Evidence gathered from browser history and Quick Assist artifacts showed the user was prompted to enter corporate credentials into a spoofed web form, initiating the download of multiple malicious payloads. One of the earliest artifacts, a disguised Microsoft Installer package, used trusted Windows mechanisms to sideload a malicious dynamic link library and establish outbound command-and-control. Forensic analysis ultimately revealed that the attacker's dwell time was limited, no persistence mechanisms were successfully established, and there was no evidence of broader compromise at the directory level.

The week also brought a large-scale data breach affecting millions of people with no connection to corporate IT. Navia Benefit Solutions, a Washington-based employee benefits administration provider, revealed a data breach that may have exposed information of nearly 2.7 million current and former participants. The intrusion was identified around January 15, and an investigation found that attackers had access to its network for about three weeks between December 2025 and January 2026. According to a breach notice filed with the Maine attorney general, 2,697,540 individuals were affected, with compromised data including names, email addresses, phone numbers, and Social Security numbers.

AI-generated illustration
AI-generated illustration

Healthcare records proved equally vulnerable. Trinity Health and the University of Pittsburgh Medical Center notified patients about potential unauthorized access to patient data via a Health Information Exchange. Trinity Health, a not-for-profit Michigan-based Catholic health system operating more than 92 hospitals in 22 states, informed state attorneys general that some of its patients may have had their protected health information accessed without authorization. A proposed class-action lawsuit alleges the breach may have affected about 300,000 individuals and exposed sensitive information. In response, Trinity Health began notifying affected individuals and is providing 24 months of credit monitoring and identity theft protection services delivered by Cyberscout, a TransUnion company.

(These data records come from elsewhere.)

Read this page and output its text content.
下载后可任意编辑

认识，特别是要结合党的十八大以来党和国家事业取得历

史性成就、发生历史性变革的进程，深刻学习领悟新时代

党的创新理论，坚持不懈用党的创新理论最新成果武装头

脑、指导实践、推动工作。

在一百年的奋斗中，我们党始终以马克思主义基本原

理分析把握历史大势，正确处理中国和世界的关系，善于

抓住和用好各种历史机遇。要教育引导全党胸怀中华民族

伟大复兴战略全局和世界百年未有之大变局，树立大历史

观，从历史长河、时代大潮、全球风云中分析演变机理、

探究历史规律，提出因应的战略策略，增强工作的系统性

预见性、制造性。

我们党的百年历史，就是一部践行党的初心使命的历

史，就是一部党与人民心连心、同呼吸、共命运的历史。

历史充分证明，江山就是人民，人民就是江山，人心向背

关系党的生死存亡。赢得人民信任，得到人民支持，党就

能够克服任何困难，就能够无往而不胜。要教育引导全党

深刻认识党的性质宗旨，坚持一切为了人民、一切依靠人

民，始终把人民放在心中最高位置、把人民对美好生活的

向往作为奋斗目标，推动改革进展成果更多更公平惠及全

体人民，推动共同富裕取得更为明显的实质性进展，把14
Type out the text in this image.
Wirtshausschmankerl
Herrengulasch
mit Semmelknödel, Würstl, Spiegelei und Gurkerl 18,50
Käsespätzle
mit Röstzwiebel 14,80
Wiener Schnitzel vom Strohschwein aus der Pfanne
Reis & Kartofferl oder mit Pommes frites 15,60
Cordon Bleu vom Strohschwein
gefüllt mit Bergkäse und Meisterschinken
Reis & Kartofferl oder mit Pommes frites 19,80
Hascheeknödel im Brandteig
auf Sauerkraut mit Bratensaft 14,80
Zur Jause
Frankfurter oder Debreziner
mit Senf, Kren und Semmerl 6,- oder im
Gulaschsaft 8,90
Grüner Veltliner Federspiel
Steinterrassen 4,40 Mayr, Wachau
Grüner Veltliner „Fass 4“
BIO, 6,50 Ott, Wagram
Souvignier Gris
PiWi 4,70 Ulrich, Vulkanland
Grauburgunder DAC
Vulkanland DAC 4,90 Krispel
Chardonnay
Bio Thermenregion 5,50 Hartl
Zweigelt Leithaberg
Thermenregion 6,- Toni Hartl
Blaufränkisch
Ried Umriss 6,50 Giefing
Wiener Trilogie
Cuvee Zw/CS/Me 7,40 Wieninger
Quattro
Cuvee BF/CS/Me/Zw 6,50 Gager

Compounding the week's disclosures was a critical vulnerability in widely deployed network security software. The flaw, tracked as CVE-2026-20131, is a remotely exploitable deserialization vulnerability in Cisco Secure Firewall Management Center software and carries a maximum CVSS score of 10. While Cisco released a patch on March 4, the Interlock cybercrime group had been exploiting it as a zero-day since at least January 26, pointing to a critical patching gap. Cisco updated its advisory on March 18 to inform customers about the in-the-wild exploitation.

Taken together, the incidents illustrate a threat landscape that increasingly exploits the infrastructure organizations rely on most: their collaboration platforms, their benefits administrators, their hospital networks, and their municipal governments. Trust has become the weak point, with threat actors increasingly exploiting not just software flaws but human trust inside the collaboration platforms people use every day.